The "let's read before we write" as used by QEMU migration code is the desire
to not waste memory by populating the zeropages. Deferring consuming memory
until really required.
/*
* We read one byte of each page; this will preallocate page tables if
* required and populate the shared zeropage on MAP_PRIVATE anonymous
memory
* where no page was populated yet. This might require adaption when
* supporting other mappings, like shmem.
*/
So QEMU is concerned with preallocatiing page tables? I would have thought you
could make that a lot more efficient with an explicit MADV_POPULATE_PGTABLE
call? (i.e. 1 kernel call vs 1 call per 2M, allocate all the pages in one trip
through the allocator, fewer pud/pmd lock/unlocks, etc).
I think we are only concerned about the "shared zeropage" part. Everything else
is just unnecessary detail that adds confusion here :) One requires the other.
Sorry I don't quite follow your comment. As I understand it, the zeropage
concept is intended as a memory-saving mechanism for applications that read
memory but never write it.
I don't think that really applies in your migration
case, because you are definitely going to write all the memory eventually, I
think?
So I guess you are not interested in the "memory-saving" property, but in
the side-effect, which is the pre-allocation of pagetables? (if you just wanted
the memory-saving property, why not just skip the "read one byte of each page"
op? It's not important though, so let's not go down the rabbit hole.

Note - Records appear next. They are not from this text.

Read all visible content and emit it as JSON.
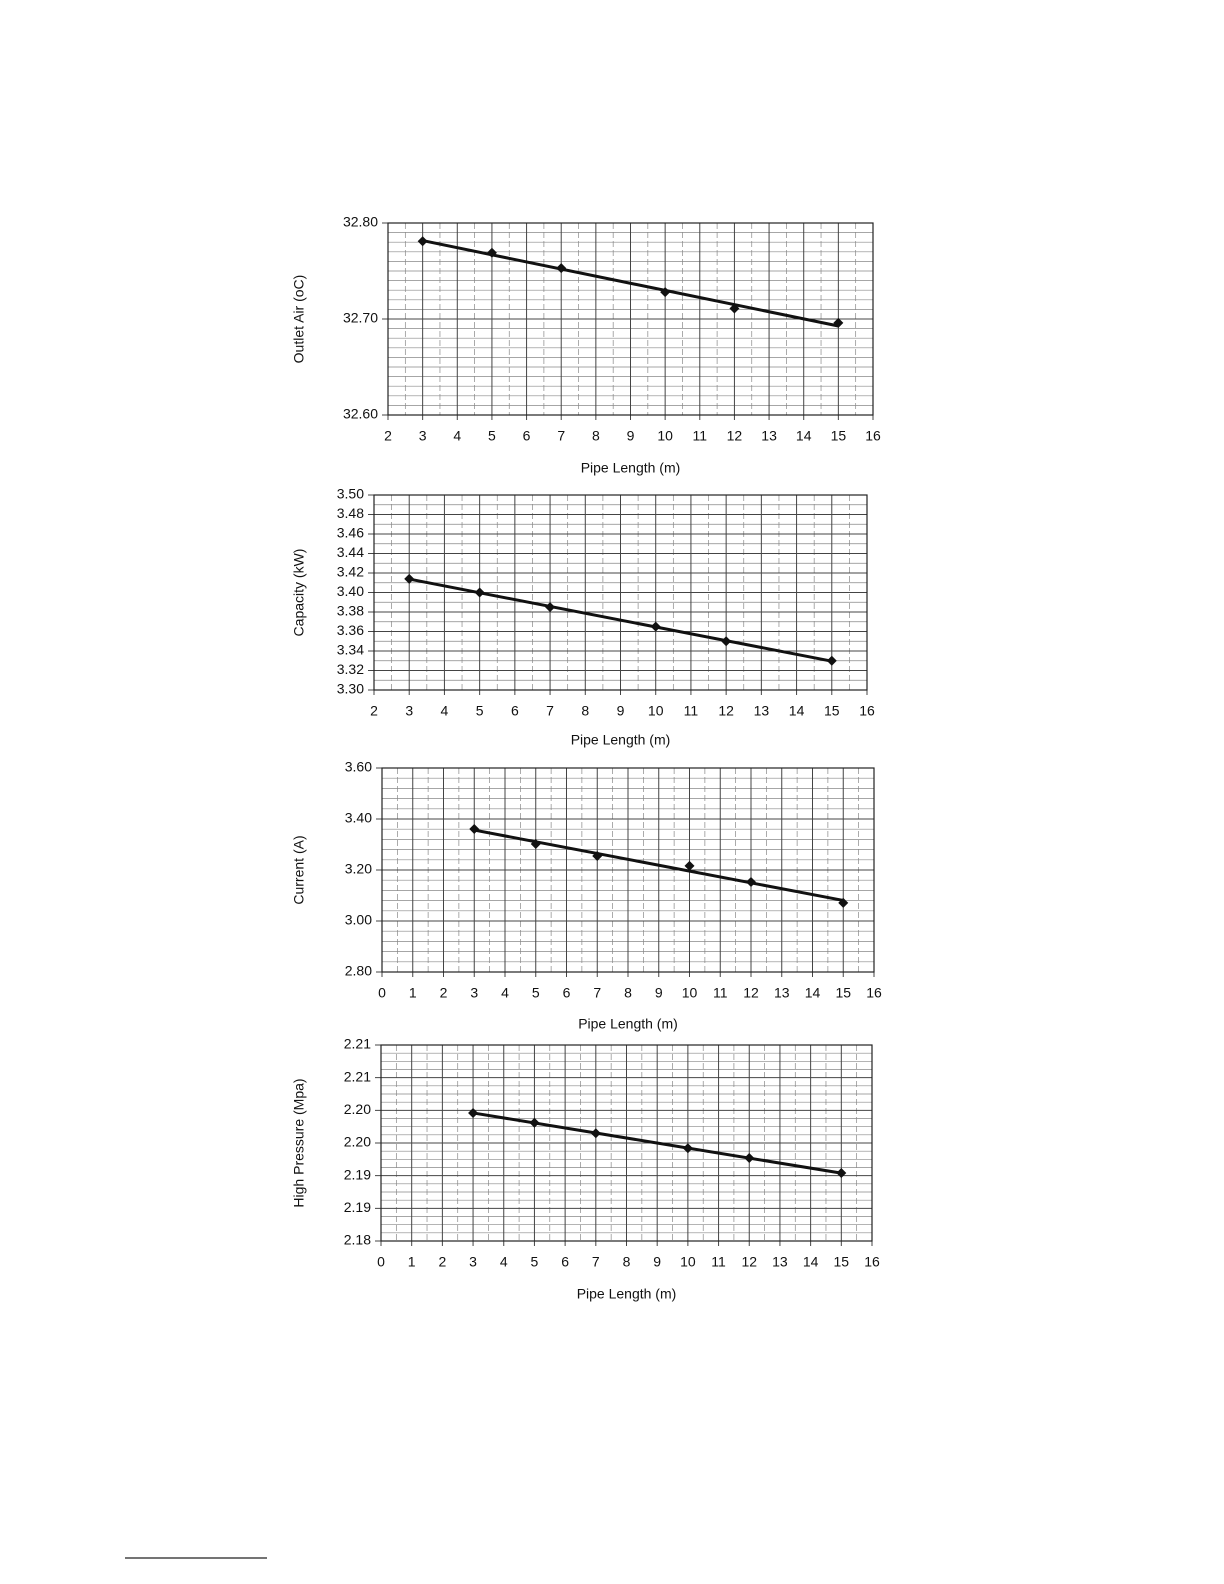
{
  "chart_data": [
    {
      "type": "scatter",
      "xlabel": "Pipe Length (m)",
      "ylabel": "Outlet Air (oC)",
      "color": "#111111",
      "grid": true,
      "x": [
        3,
        5,
        7,
        10,
        12,
        15
      ],
      "values": [
        32.781,
        32.769,
        32.753,
        32.728,
        32.711,
        32.696
      ],
      "xlim": [
        2,
        16
      ],
      "xticks": [
        2,
        3,
        4,
        5,
        6,
        7,
        8,
        9,
        10,
        11,
        12,
        13,
        14,
        15,
        16
      ],
      "ylim": [
        32.6,
        32.8
      ],
      "yticks": [
        {
          "value": 32.6,
          "label": "32.60"
        },
        {
          "value": 32.7,
          "label": "32.70"
        },
        {
          "value": 32.8,
          "label": "32.80"
        }
      ]
    },
    {
      "type": "scatter",
      "xlabel": "Pipe Length (m)",
      "ylabel": "Capacity (kW)",
      "color": "#111111",
      "grid": true,
      "x": [
        3,
        5,
        7,
        10,
        12,
        15
      ],
      "values": [
        3.414,
        3.4,
        3.385,
        3.365,
        3.35,
        3.33
      ],
      "xlim": [
        2,
        16
      ],
      "xticks": [
        2,
        3,
        4,
        5,
        6,
        7,
        8,
        9,
        10,
        11,
        12,
        13,
        14,
        15,
        16
      ],
      "ylim": [
        3.3,
        3.5
      ],
      "yticks": [
        {
          "value": 3.3,
          "label": "3.30"
        },
        3.32,
        3.34,
        3.36,
        3.38,
        {
          "value": 3.4,
          "label": "3.40"
        },
        3.42,
        3.44,
        3.46,
        3.48,
        {
          "value": 3.5,
          "label": "3.50"
        }
      ]
    },
    {
      "type": "scatter",
      "xlabel": "Pipe Length (m)",
      "ylabel": "Current (A)",
      "color": "#111111",
      "grid": true,
      "x": [
        3,
        5,
        7,
        10,
        12,
        15
      ],
      "values": [
        3.361,
        3.302,
        3.255,
        3.216,
        3.153,
        3.071
      ],
      "xlim": [
        0,
        16
      ],
      "xticks": [
        0,
        1,
        2,
        3,
        4,
        5,
        6,
        7,
        8,
        9,
        10,
        11,
        12,
        13,
        14,
        15,
        16
      ],
      "ylim": [
        2.8,
        3.6
      ],
      "yticks": [
        {
          "value": 2.8,
          "label": "2.80"
        },
        {
          "value": 3.0,
          "label": "3.00"
        },
        {
          "value": 3.2,
          "label": "3.20"
        },
        {
          "value": 3.4,
          "label": "3.40"
        },
        {
          "value": 3.6,
          "label": "3.60"
        }
      ]
    },
    {
      "type": "scatter",
      "xlabel": "Pipe Length (m)",
      "ylabel": "High Pressure (Mpa)",
      "color": "#111111",
      "grid": true,
      "x": [
        3,
        5,
        7,
        10,
        12,
        15
      ],
      "values": [
        2.1996,
        2.1981,
        2.1965,
        2.1942,
        2.1927,
        2.1904
      ],
      "xlim": [
        0,
        16
      ],
      "xticks": [
        0,
        1,
        2,
        3,
        4,
        5,
        6,
        7,
        8,
        9,
        10,
        11,
        12,
        13,
        14,
        15,
        16
      ],
      "ylim": [
        2.18,
        2.21
      ],
      "yticks": [
        2.18,
        {
          "value": 2.185,
          "label": "2.19"
        },
        2.19,
        {
          "value": 2.195,
          "label": "2.20"
        },
        {
          "value": 2.2,
          "label": "2.20"
        },
        {
          "value": 2.205,
          "label": "2.21"
        },
        {
          "value": 2.21,
          "label": "2.21"
        }
      ]
    }
  ]
}
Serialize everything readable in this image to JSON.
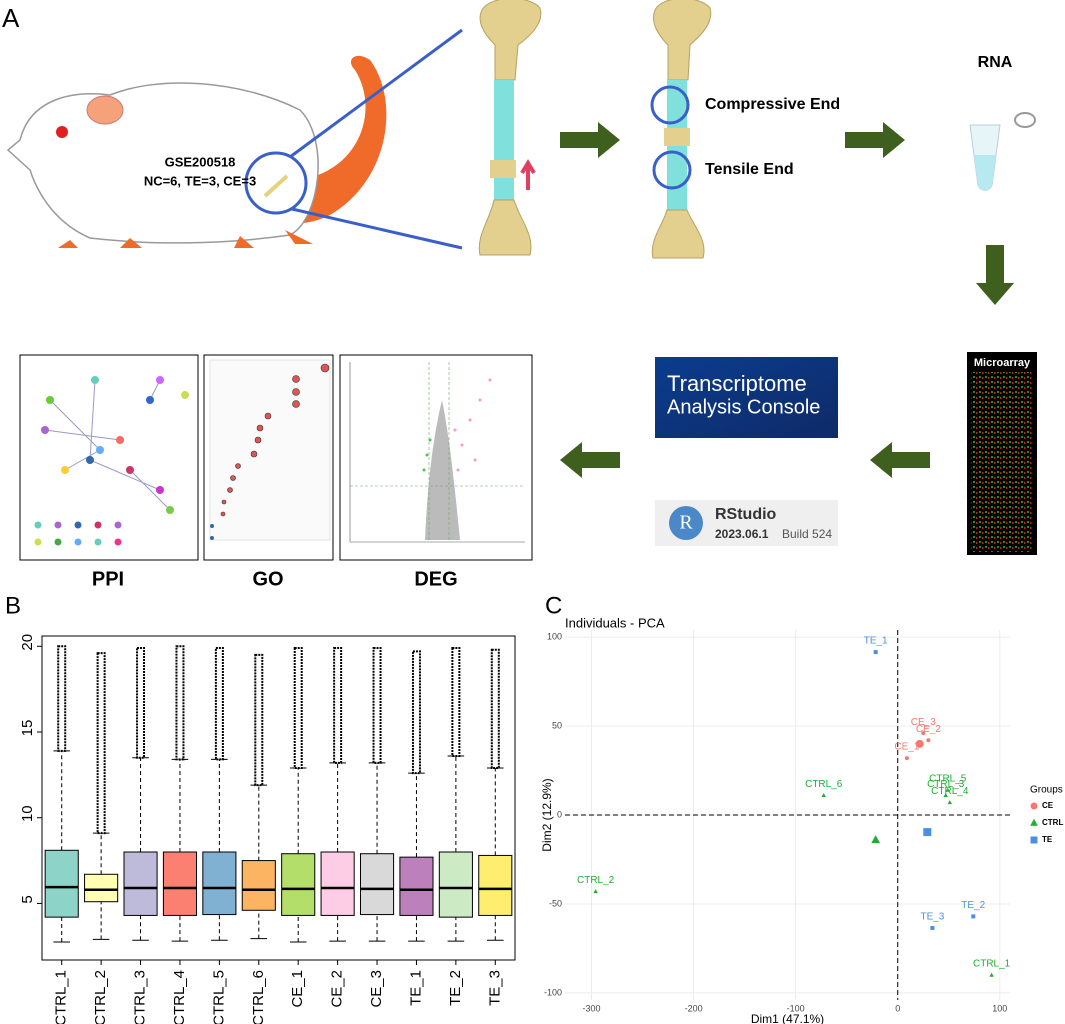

Note that this is from migration code where we're supposed to write a single
page we received from the migration source right now (not more). And we want to
avoid allcoating memory if it can be avoided (usually for overcommit).
TBH I always assumed in the past the that huge zero page is only useful because
its a placeholder for a real THP that would be populated on write. But that's
obviously not the case at the moment. So other than a hack to preallocate the
pgtables with only 1 fault per 2M, what other benefits does it have?
I don't quite udnerstand that question. [2] has some details why the huge
zeropage was added -- because we would have never otherwise received huge
zeropages with THP enabled but always anon THP directly on read.
Without THP this works as expected. With THP this currently also works as
expected, but of course with the price [1] of not getting anon THP
immediately, which usually we don't care about. As you note, khugepaged might
fix this up later.
If we disable the huge zeropage, we would get anon THPs when reading instead of
small zeropages.
I wasn't aware of that behaviour either. Although that sounds like another
reason why allocating a THP over the huge zero page on write fault should be the
"more consistent" behaviour.
Reading [2] I think the huge zeropage was added to avoid the allocation of THP
on read. Maybe for really only large readable regions, not sure why exactly.
I might raise this on the THP call tomorrow, if Kyril joins and get his view.